In September 1981 I rode into the Selway Bitterroot Wilderness on a horse named Lucky. I’d hired onto an an outfit whose area had familiar names to me: Magruder, Paradise, White Cap Creek, Cooper’s Flat, Paloma Creek. My dad had spoken often about these places, about the men, the mountains, mules and elk. And now it was my turn to see these places that seemed larger than life in my imagination. But real life turned out to be even bigger than I had imagined. Maybe it was because it was no longer imagined…it was real. “The Selway” was huge, remote, vertical, tough, and utterly beautiful…and living in it as we did, was not for the faint-of-heart. This Selway experience was inaccessible to most folks. It’s wildness was out of reach for the masses, and riding into it horseback gave it a magnified quality. The Selway is still that way today.

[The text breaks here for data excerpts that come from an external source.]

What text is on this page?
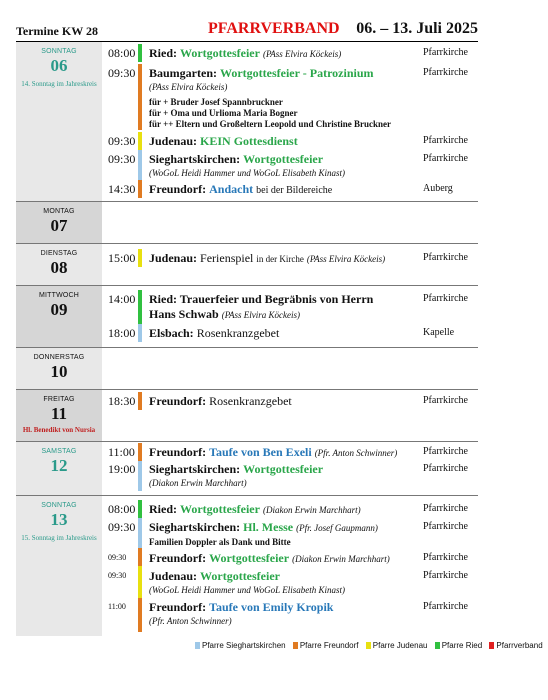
Termine KW 28	PFARRVERBAND 06. – 13. Juli 2025
SONNTAG
06
14. Sonntag im Jahreskreis
08:00 Ried: Wortgottesfeier (PAss Elvira Köckeis)	Pfarrkirche
09:30 Baumgarten: Wortgottesfeier - Patrozinium
(PAss Elvira Köckeis)
für + Bruder Josef Spannbruckner
für + Oma und Urlioma Maria Bogner
für ++ Eltern und Großeltern Leopold und Christine Bruckner
Pfarrkirche
09:30 Judenau: KEIN Gottesdienst	Pfarrkirche
09:30 Sieghartskirchen: Wortgottesfeier
(WoGoL Heidi Hammer und WoGoL Elisabeth Kinast)
Pfarrkirche
14:30 Freundorf: Andacht bei der Bildereiche	Auberg
MONTAG
07
DIENSTAG
08	15:00 Judenau: Ferienspiel in der Kirche (PAss Elvira Köckeis)	Pfarrkirche
MITTWOCH
09
14:00 Ried: Trauerfeier und Begräbnis von Herrn
Hans Schwab (PAss Elvira Köckeis)
Pfarrkirche
18:00 Elsbach: Rosenkranzgebet	Kapelle
DONNERSTAG
10
FREITAG
11
Hl. Benedikt von Nursia
18:30 Freundorf: Rosenkranzgebet	Pfarrkirche
SAMSTAG
12
11:00 Freundorf: Taufe von Ben Exeli (Pfr. Anton Schwinner)	Pfarrkirche
19:00 Sieghartskirchen: Wortgottesfeier
(Diakon Erwin Marchhart)
Pfarrkirche
SONNTAG
13
15. Sonntag im Jahreskreis
08:00 Ried: Wortgottesfeier (Diakon Erwin Marchhart)	Pfarrkirche
09:30 Sieghartskirchen: Hl. Messe (Pfr. Josef Gaupmann)
Familien Doppler als Dank und Bitte
Pfarrkirche
09:30 Freundorf: Wortgottesfeier (Diakon Erwin Marchhart)	Pfarrkirche
09:30 Judenau: Wortgottesfeier
(WoGoL Heidi Hammer und WoGoL Elisabeth Kinast)
Pfarrkirche
11:00 Freundorf: Taufe von Emily Kropik
(Pfr. Anton Schwinner)
Pfarrkirche
Pfarre Sieghartskirchen Pfarre Freundorf Pfarre Judenau Pfarre Ried Pfarrverband
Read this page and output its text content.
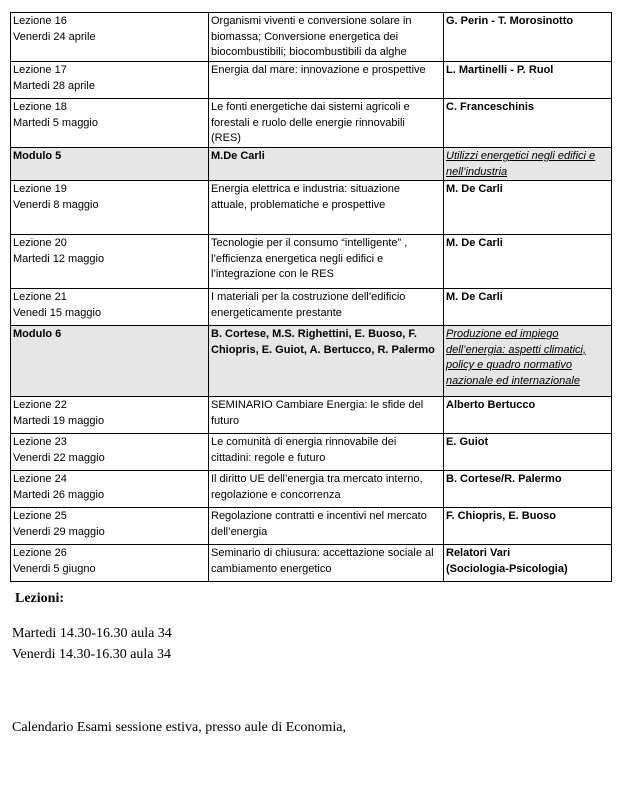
Lezione 16
Venerdi 24 aprile	Organismi viventi e conversione solare in
biomassa; Conversione energetica dei
biocombustibili; biocombustibili da alghe	G. Perin - T. Morosinotto

Lezione 17
Martedi 28 aprile	Energia dal mare: innovazione e prospettive	L. Martinelli - P. Ruol

Lezione 18
Martedi 5 maggio	Le fonti energetiche dai sistemi agricoli e
forestali e ruolo delle energie rinnovabili
(RES)	C. Franceschinis

Modulo 5	M.De Carli	Utilizzi energetici negli edifici e
nell’industria

Lezione 19
Venerdi 8 maggio	Energia elettrica e industria: situazione
attuale, problematiche e prospettive	M. De Carli

Lezione 20
Martedi 12 maggio	Tecnologie per il consumo “intelligente” ,
l’efficienza energetica negli edifici e
l’integrazione con le RES	M. De Carli

Lezione 21
Venedi 15 maggio	I materiali per la costruzione dell’edificio
energeticamente prestante	M. De Carli

Modulo 6	B. Cortese, M.S. Righettini, E. Buoso, F.
Chiopris, E. Guiot, A. Bertucco, R. Palermo	Produzione ed impiego
dell’energia: aspetti climatici,
policy e quadro normativo
nazionale ed internazionale

Lezione 22
Martedi 19 maggio	SEMINARIO Cambiare Energia: le sfide del
futuro	Alberto Bertucco

Lezione 23
Venerdi 22 maggio	Le comunità di energia rinnovabile dei
cittadini: regole e futuro	E. Guiot

Lezione 24
Martedi 26 maggio	Il diritto UE dell’energia tra mercato interno,
regolazione e concorrenza	B. Cortese/R. Palermo

Lezione 25
Venerdi 29 maggio	Regolazione contratti e incentivi nel mercato
dell’energia	F. Chiopris, E. Buoso

Lezione 26
Venerdi 5 giugno	Seminario di chiusura: accettazione sociale al
cambiamento energetico	Relatori Vari
(Sociologia-Psicologia)
Lezioni:
Martedi 14.30-16.30 aula 34
Venerdi 14.30-16.30 aula 34
Calendario Esami sessione estiva, presso aule di Economia,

The man I worked for was Gerald Richie, who was legendary in western Montana and “The Selway” in Idaho. He knew the business of packing, stockmanship, and woodsmanship like no one I had ever known. He was an impatient teacher, but if you were able to hang in there with him, he was a valuable resource. I apply many things I learned from him about horses, mules, saddles, and mountains these many years later.
I remember riding up White Cap Creek so long ago, yet so fresh in my mind. I rode a hand made Foss saddle (Twin Falls Saddlery, Twin Falls, Idaho) and had a cheap bridle that I thought would do me fine (it didn’t).
I was young, green, and awestruck astride a broom-tailed, eye-glazed Appaloosa.
Did I mention his name was Lucky?
Gerald (now age 88) stopped into the shop recently and we were able to catch up on things. He still has a jack, but hasn’t been breeding any mares lately…’says he’s not as nimble on his feet as he used to be and doesn’t want to get hurt. I told him how much it meant to me that he hired a green kid off the farm so many years ago. That job turned out to be an important part of my education about saddles and many, many other things.